The Arbitrator’s Decision

The Tribunal found in Charterers’ favour, ruling that while sanctions were covered by the FM clause, the ‘reasonable endeavours’ obligation in the FM clause required Owners to accept payment in an alternative currency. It was relevant that Owners could have adopted this alternative with no detriment to themselves as the Charterers had offered to bear any additional costs or exchange rate losses in converting EURO to USD. They also did not consider that there was a ‘bright line’ distinguishing the variation of contractual terms from other commercial endeavours.

Owners appealed to the English High Court under Section 69 of the Arbitration Act 1996, in particular on the ground that reasonable endeavours does not require a party to change the terms of its contract. 

The High Court Decision

The Owners’ appeal was successful. The Court ruled that the exercise of ‘reasonable endeavours’ in the FM clause did not require the Owners to accept a ‘non-contractual’ payment in Euro, as opposed to a payment in USD. The Court rejected the Charterers’ alternative argument that the sanctions imposed did not directly affect cargo operations.

Mr Justice Jacobs found that the contract required payment in US dollars and that “a party is not required, by the exercise of reasonable endeavours, to accept non-contractual performance in order to circumvent the effect of a force majeure or similar clause”.
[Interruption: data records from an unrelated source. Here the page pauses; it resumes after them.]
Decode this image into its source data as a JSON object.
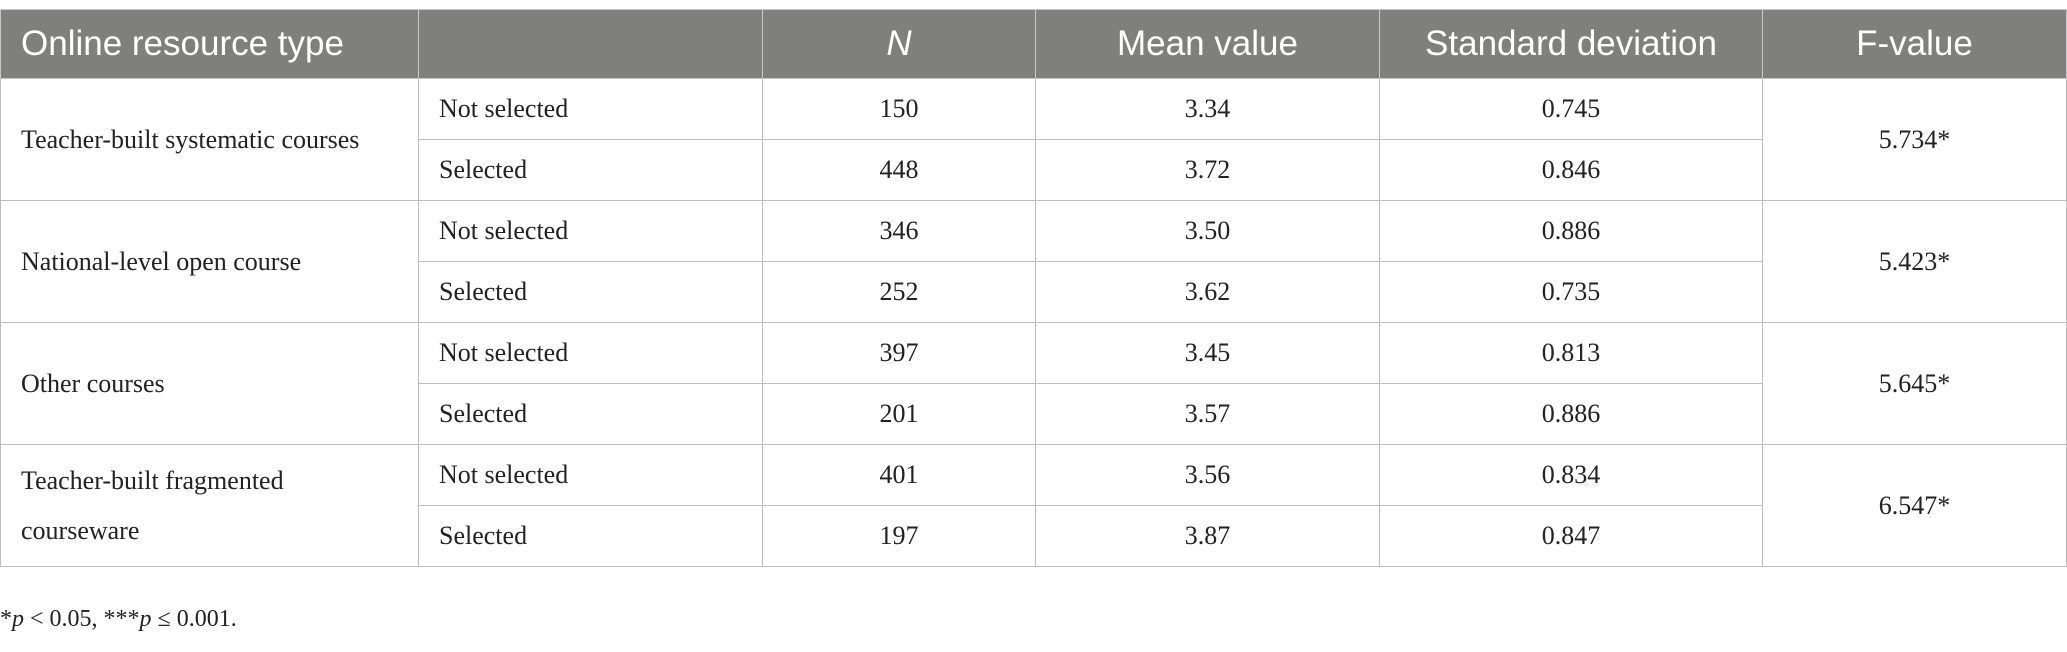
{
  "header": {
    "columns": [
      "Online resource type",
      "N",
      "Mean value",
      "Standard deviation",
      "F-value"
    ]
  },
  "groups": [
    {
      "label": "Teacher-built systematic courses",
      "f_value": "5.734*",
      "rows": [
        {
          "selection": "Not selected",
          "n": "150",
          "mean": "3.34",
          "sd": "0.745"
        },
        {
          "selection": "Selected",
          "n": "448",
          "mean": "3.72",
          "sd": "0.846"
        }
      ]
    },
    {
      "label": "National-level open course",
      "f_value": "5.423*",
      "rows": [
        {
          "selection": "Not selected",
          "n": "346",
          "mean": "3.50",
          "sd": "0.886"
        },
        {
          "selection": "Selected",
          "n": "252",
          "mean": "3.62",
          "sd": "0.735"
        }
      ]
    },
    {
      "label": "Other courses",
      "f_value": "5.645*",
      "rows": [
        {
          "selection": "Not selected",
          "n": "397",
          "mean": "3.45",
          "sd": "0.813"
        },
        {
          "selection": "Selected",
          "n": "201",
          "mean": "3.57",
          "sd": "0.886"
        }
      ]
    },
    {
      "label": "Teacher-built fragmented courseware",
      "f_value": "6.547*",
      "rows": [
        {
          "selection": "Not selected",
          "n": "401",
          "mean": "3.56",
          "sd": "0.834"
        },
        {
          "selection": "Selected",
          "n": "197",
          "mean": "3.87",
          "sd": "0.847"
        }
      ]
    }
  ],
  "footnote": [
    "*",
    "p",
    " < 0.05, ***",
    "p",
    " ≤ 0.001."
  ]
}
The Court of Appeal’s Decision

Males LJ, giving the leading judgment of the majority of the Court (himself and Newey LJ), emphasised that the judgment was concerned with the specific terms of this FM Clause only. Males LJ then focused on the word “overcome” in the FM Clause instead of “reasonable endeavours”. He considered that the “real question” in this case was whether acceptance of Charterers’ proposal to pay freight in euros and to bear the cost of converting those euros into dollars would overcome the Force Majeure Event (i.e. the “state of affairs” caused by the imposition of sanctions).

Looking at the “broad” and “non-technical” terms in the FM Clause, Males LJ held that the FM Clause should be applied in a common sense way. To him, the fact that Owners could have accepted Charterers’ proposal without any detriment to themselves, and achieved the exact same result as contractual performance would have achieved (i.e. the receipt of the right amount of US dollars at the right time), meant that the Force Majeure Event could be overcome. He did, however, note that this would not be the case if Owners would have suffered any detriment or disadvantage in accepting Charterers’ proposal.
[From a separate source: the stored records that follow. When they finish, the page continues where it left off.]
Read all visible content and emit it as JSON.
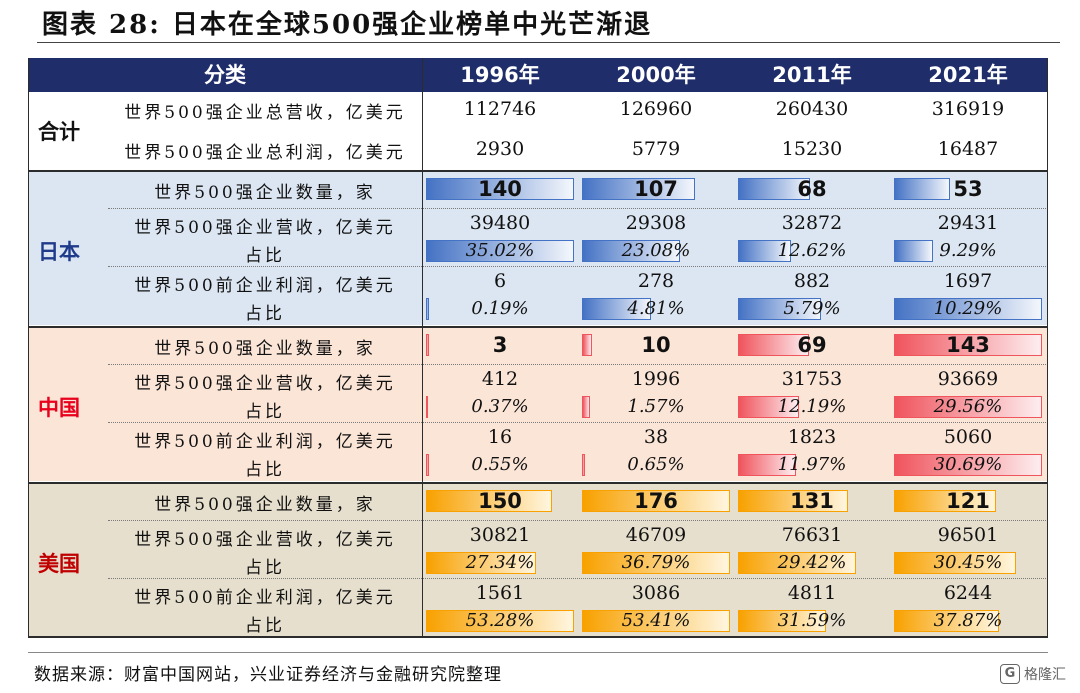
{
  "title": "图表 28:  日本在全球500强企业榜单中光芒渐退",
  "header": {
    "category": "分类",
    "years": [
      "1996年",
      "2000年",
      "2011年",
      "2021年"
    ],
    "color": "#1f2d6a"
  },
  "groups": {
    "total": {
      "name": "合计",
      "rows": [
        {
          "label": "世界500强企业总营收，亿美元",
          "values": [
            "112746",
            "126960",
            "260430",
            "316919"
          ]
        },
        {
          "label": "世界500强企业总利润，亿美元",
          "values": [
            "2930",
            "5779",
            "15230",
            "16487"
          ]
        }
      ]
    },
    "japan": {
      "name": "日本",
      "color": "#4472c4",
      "name_color": "#1f3a8a",
      "count_label": "世界500强企业数量，家",
      "count": [
        140,
        107,
        68,
        53
      ],
      "revenue_label": "世界500强企业营收，亿美元",
      "revenue": [
        "39480",
        "29308",
        "32872",
        "29431"
      ],
      "share_label": "占比",
      "revenue_share": [
        35.02,
        23.08,
        12.62,
        9.29
      ],
      "profit_label": "世界500前企业利润，亿美元",
      "profit": [
        "6",
        "278",
        "882",
        "1697"
      ],
      "profit_share": [
        0.19,
        4.81,
        5.79,
        10.29
      ]
    },
    "china": {
      "name": "中国",
      "color": "#f0545d",
      "name_color": "#e8001c",
      "count_label": "世界500强企业数量，家",
      "count": [
        3,
        10,
        69,
        143
      ],
      "revenue_label": "世界500强企业营收，亿美元",
      "revenue": [
        "412",
        "1996",
        "31753",
        "93669"
      ],
      "share_label": "占比",
      "revenue_share": [
        0.37,
        1.57,
        12.19,
        29.56
      ],
      "profit_label": "世界500前企业利润，亿美元",
      "profit": [
        "16",
        "38",
        "1823",
        "5060"
      ],
      "profit_share": [
        0.55,
        0.65,
        11.97,
        30.69
      ]
    },
    "usa": {
      "name": "美国",
      "color": "#f8a100",
      "name_color": "#c00000",
      "count_label": "世界500强企业数量，家",
      "count": [
        150,
        176,
        131,
        121
      ],
      "revenue_label": "世界500强企业营收，亿美元",
      "revenue": [
        "30821",
        "46709",
        "76631",
        "96501"
      ],
      "share_label": "占比",
      "revenue_share": [
        27.34,
        36.79,
        29.42,
        30.45
      ],
      "profit_label": "世界500前企业利润，亿美元",
      "profit": [
        "1561",
        "3086",
        "4811",
        "6244"
      ],
      "profit_share": [
        53.28,
        53.41,
        31.59,
        37.87
      ]
    }
  },
  "source": "数据来源：财富中国网站，兴业证券经济与金融研究院整理",
  "watermark": "格隆汇"
}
Arnold LJ disagreed with the Males LJ and Newey LJ. He considered that, whilst there was “no merit” in Owners refusing Charterers’ proposal where no detriment was caused to them, as a general principle, Owners were entitled to insist on strict contractual performance. It could not therefore be said that the Force Majeure event had been “overcome” if non-contractual performance was what had allowed that to happen.

In a split decision, the Court therefore overturned the decision of the High Court and agreed with the Tribunal that the Force Majeure Event could be overcome by Owners accepting payment in Euros.

Comment

When discussing the High Court’s judgment with clients, the harshness of the decision on the Charterers has frequently been highlighted. However, like Arnold LJ acknowledged in his dissenting judgment, it was recognised by our clients that the principal underlying the High Court’s judgment was sound; a party is entitled to strict contractual performance.
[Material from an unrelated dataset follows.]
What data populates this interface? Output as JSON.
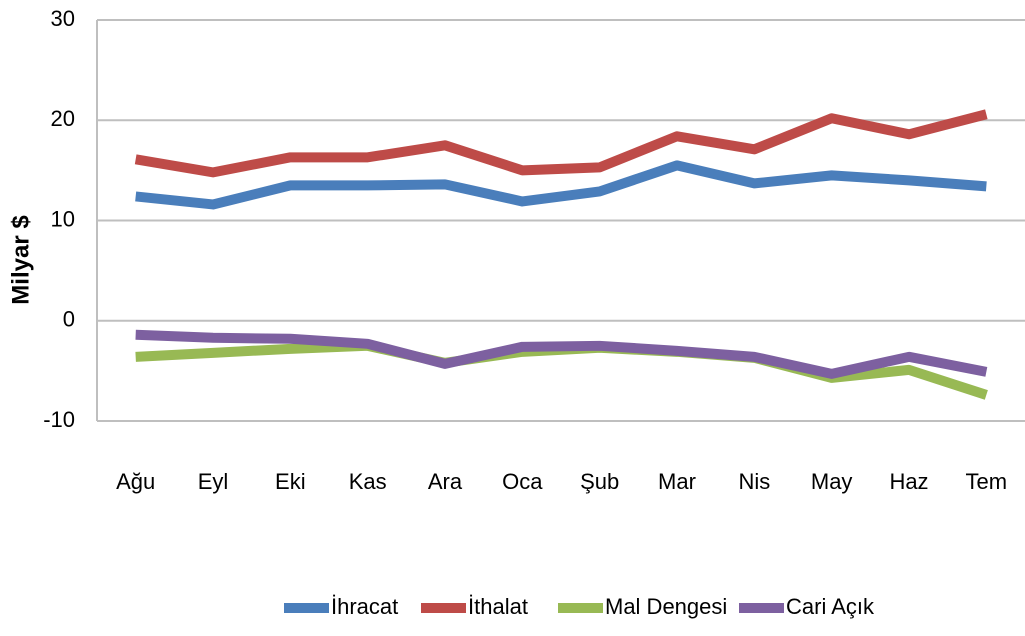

Whilst achieving what many in the industry would consider a fair result, the Court of Appeal seem to have swerved the question whether the use of “reasonable endeavours” to overcome a force majeure event requires non-contractual performance, and have handed down a controversial judgment which we believe is likely to be appealed to the Supreme Court.

Until such an appeal is made successfully, we expect to see many parties relying on this decision to support the proposition, subject of course to the specific wording of the force majeure clause, that non-contractual performance may be required if no “disadvantage” or “detriment” is suffered by the party invoking force majeure.

Whether a party will suffer a disadvantage or detriment is sure to be fertile ground for further disputes.